Unauffällig hat sich Edward Berger, 1970 in Wolfsburg geboren, als Regisseur, Drehbuchautor und Produzent in der internationalen Filmwelt etabliert. Bis 1994 studierte er an der Tisch School of Arts der New York University Regie, arbeitete danach bei der Firma Good Machine, die unter anderem Werke von Ang Lee und Todd Haynes produziert hat. Der endgültige Durchbruch gelang ihm mit der mit vier Oscars prämierten Adaption von Erich Maria Remarques (Anti-)Kriegsroman „Im Westen nichts Neues“ (2022), zuletzt begeisterte sein (Kirchen-)Thriller „Konklave“ – Intrigen erschüttern die Wahl des neuen Papstes – Publikum und Kritik gleichermaßen.

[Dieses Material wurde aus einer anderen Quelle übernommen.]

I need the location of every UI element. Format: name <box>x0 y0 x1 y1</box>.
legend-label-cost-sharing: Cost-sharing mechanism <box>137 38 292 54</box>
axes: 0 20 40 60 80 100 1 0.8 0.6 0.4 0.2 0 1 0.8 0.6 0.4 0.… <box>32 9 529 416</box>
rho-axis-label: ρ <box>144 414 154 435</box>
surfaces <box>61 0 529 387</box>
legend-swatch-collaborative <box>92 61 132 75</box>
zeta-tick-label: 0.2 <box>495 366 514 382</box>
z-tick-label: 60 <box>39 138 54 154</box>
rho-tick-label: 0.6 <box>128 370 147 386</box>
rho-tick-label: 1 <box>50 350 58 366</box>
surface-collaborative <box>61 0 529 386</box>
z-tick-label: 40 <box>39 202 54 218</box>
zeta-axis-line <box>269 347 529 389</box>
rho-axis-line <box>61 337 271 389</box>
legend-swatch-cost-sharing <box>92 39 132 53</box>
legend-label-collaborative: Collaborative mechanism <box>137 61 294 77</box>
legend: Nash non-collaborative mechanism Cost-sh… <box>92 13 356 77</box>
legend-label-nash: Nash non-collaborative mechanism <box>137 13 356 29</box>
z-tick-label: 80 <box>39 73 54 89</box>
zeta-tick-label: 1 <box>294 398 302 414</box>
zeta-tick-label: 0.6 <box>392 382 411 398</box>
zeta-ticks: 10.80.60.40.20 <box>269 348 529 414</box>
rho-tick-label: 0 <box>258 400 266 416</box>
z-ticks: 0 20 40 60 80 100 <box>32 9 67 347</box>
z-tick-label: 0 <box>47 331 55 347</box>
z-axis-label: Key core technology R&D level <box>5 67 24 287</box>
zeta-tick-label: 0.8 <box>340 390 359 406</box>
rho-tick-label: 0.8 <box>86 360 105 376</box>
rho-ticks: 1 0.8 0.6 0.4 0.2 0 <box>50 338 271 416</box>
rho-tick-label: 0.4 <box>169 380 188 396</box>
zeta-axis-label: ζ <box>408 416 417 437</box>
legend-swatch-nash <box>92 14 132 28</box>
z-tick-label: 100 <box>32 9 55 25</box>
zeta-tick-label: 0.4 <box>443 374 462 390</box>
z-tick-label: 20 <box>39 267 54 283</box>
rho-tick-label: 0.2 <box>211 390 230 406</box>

Ins Spielermilieu hat sich der Filmemacher aktuell begeben, sich erneut einer literarischen Vorlage bedient. „Ballad of a Small Player“ fußt auf dem Roman von Lawrence Osborne, die Adaption besorgte Rowan Joffe („28 Weeks Later“). Die Netflix-Produktion lief zu gemischten Rezensionen auf Filmfestivals wie Toronto, nach kurzer Kinoauswertung kann die Arbeit ab dem 29. Oktober gestreamt werden.

Colin Farrell als exzentrischer Hochstapler

Der Film führt ins asiatische Zocker-Paradies Macao, Gegenentwurf zum US-amerikanischen Las Vegas. Dorthin hat sich Lord Doyle (Colin Farrell) geflüchtet. Der Adelstitel ist Bluff, in Wahrheit ist Mr. Reilly Sohn eines einfachen Staubsaugervertreters.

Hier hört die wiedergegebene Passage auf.